Wednesday 1 May 2019

Why is automation everywhere? Think Ahriman!

I used to think automation was about saving money, but now I don’t think so. That’s just an excuse, which is often Not achieved. Automation is almost-never removed even when objectively worse than what preceded it, so long as it is minimally functional or can be made so.

For example the automated scanning tills in supermarkets have much slower throughput of customers, and require supervision/ multiple interventions by several staff. Automated telephone answering likewise. In general automated systems are considerably slower, and of course utterly inflexible - which means that less work can be done per unit time.

So why are automated systems introduced everywhere and with reckless disregard for effectiveness and efficiency? (Aside from that fact that 'implementing' any disruptive organisational change is a positive achievement for careerist managers...)

I think that, as almost always nowadays, we need to 'Think Ahriman'; that is think first about the dominant modern form of evil, and especially the totalitarian agenda at the heart of all bureaucracy.
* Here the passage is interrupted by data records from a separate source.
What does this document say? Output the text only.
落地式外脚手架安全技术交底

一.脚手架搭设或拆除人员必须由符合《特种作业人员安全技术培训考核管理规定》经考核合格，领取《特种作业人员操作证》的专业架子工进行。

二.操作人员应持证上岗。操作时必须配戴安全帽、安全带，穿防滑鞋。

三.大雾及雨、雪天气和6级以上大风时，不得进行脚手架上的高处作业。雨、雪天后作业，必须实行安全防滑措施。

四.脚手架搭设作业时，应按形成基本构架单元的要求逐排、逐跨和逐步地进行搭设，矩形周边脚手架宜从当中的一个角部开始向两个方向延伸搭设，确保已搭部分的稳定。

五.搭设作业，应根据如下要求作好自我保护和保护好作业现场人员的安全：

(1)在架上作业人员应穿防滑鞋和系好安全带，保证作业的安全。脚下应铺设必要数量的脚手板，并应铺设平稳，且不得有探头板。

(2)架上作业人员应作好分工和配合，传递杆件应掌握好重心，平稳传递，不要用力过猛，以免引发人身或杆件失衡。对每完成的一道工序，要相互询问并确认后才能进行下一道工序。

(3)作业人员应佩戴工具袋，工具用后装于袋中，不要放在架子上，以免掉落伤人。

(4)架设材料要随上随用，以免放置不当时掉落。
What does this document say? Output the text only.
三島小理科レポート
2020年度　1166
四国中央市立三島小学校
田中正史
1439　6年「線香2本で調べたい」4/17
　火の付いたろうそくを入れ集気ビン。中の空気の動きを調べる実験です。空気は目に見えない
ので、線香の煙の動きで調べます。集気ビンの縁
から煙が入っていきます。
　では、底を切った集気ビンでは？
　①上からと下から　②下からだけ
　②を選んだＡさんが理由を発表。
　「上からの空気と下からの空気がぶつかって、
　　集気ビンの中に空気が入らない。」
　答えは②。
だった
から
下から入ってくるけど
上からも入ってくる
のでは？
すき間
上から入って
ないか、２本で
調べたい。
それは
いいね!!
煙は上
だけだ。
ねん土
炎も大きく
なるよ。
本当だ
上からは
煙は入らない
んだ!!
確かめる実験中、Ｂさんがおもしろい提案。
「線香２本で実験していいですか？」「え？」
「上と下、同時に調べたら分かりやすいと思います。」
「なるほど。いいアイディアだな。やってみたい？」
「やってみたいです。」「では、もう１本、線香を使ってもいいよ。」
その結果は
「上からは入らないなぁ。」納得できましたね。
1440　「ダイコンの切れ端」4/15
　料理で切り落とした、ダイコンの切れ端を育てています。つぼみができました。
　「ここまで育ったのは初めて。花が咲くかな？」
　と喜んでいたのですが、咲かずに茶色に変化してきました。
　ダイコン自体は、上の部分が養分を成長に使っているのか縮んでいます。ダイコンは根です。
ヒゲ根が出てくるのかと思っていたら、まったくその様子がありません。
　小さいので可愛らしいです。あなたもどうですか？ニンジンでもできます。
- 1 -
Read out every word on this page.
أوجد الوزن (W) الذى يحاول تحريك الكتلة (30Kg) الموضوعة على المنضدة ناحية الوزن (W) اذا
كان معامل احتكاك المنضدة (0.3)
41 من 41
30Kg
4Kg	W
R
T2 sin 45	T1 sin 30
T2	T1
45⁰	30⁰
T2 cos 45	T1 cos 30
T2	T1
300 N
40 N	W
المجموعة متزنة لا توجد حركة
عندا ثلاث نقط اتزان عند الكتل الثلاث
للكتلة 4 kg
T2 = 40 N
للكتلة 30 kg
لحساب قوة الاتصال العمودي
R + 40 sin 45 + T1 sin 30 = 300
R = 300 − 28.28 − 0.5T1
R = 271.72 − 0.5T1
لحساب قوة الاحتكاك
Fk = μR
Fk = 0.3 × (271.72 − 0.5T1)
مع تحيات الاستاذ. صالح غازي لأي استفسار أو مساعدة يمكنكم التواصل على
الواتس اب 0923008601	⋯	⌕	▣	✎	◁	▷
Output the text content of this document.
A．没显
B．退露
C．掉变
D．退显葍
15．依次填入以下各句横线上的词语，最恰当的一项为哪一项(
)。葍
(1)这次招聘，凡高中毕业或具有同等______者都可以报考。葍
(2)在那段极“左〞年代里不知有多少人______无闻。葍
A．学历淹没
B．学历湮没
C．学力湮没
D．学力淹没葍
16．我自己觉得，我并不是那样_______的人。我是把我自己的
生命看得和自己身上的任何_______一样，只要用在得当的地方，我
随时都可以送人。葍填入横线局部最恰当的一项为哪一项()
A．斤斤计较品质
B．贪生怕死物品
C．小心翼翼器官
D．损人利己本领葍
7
We need to think Monitoring and Control. In automated systems everything is logged, everything that can happen is predetermined – everything can be audited...

With automation (of anything, including driving cars and the like), management has potentially-total surveillance – and management is part of the single bureaucracy/ The System – and the extension and empowerment of The System is the primary drive.

Adapted from my comment at Orphans of Liberty.


Adil said...

As someone who watches and enjoys football, they recently introduced a technology called VAR (Video assistant referee) to monitor the game and minimize the margin of error in decision making. Yet this has immediately had a horrifying effect on the game. What used to be an open-ended journey of a football match has now become a closed-off, controlled environment. And what used to be a referee (the personally responsible human authority of the pitch), has now turned into impersonal, bureaucratic traffic police, blindly implementing the rules rather than intuitively judging the game as it unfolds. Everything has been reduced to technically correct/incorrect decisions through technological predictability, with the secondary effect of squeezing the spirit out of the game. Personal agency is replaced with automation. Yet this surveillance and micro-management is totally welcomed by the media, most of the fans and managers, as a necessary 'good'.. As if rules and mechanization were to be more important than the game itself.

Strange, strange times.

Bruce Charlton said...

@Eric - I feel much the same about the use of technology in cricket. Instead of celebrating a wicket, many such celebrations are curtailed while the decision is appealed.

Sport is supposed to be a form of entertainment, but test match cricket (over five days) is supposed to be a bit more: a microcosm of life - so maybe its becoming nigglingly bureaucratic is 'realistic'...

Adil said...

@ I don't get why we assume artificial technology would in any way be superior to the organic 'technology' of consciousness and its innate capacities such as intuition, telepathy etc. Technology can't 'do' that - it forces everyone into the objective perspective of the camera lens.

The other week I was watching a Champions League tie between Manchester City and Tottenham. City needed a goal to pass through to the next stages and scored in the last minute. The stadium exploded in celebrations, but then VAR stepped in and said the goal was apparently about 1 centimeter offside. The celebrations simply didn't "count". Technology rewinded time to "correct" something that has already happened. After this, the Tottenham away fans artificially celebrated instead.

This kills the entire experience/momentum and manipulates emotions. And according to my estimation it will only get worse - until it gets "normalized".

Bruce Charlton said...

Excellent example of the problem - makes a mockery of the experience.

Adil said...

The whole thing reminds me of American wrestling - a show for the cameras. We love cameras so much, don't we. Sometimes I think the Muslims are right when they say taking pictures is a sin. Because indeed, in the camera you are two-times removed from reality.

Daniel said...

Late to comment but I would like to point out that Automation is simply the robotic implementation of policy. Not much different between automation now and the series of commissars of the past other than speed. Commissars still depend on people in control points with in the system.

Divine automation is the same. Sun and moon and stars still travel their assigned paths. Your actions are know and recorded.

If anything Ahriman is a system without grace or mercy, where as God's is a system with grace and mercy.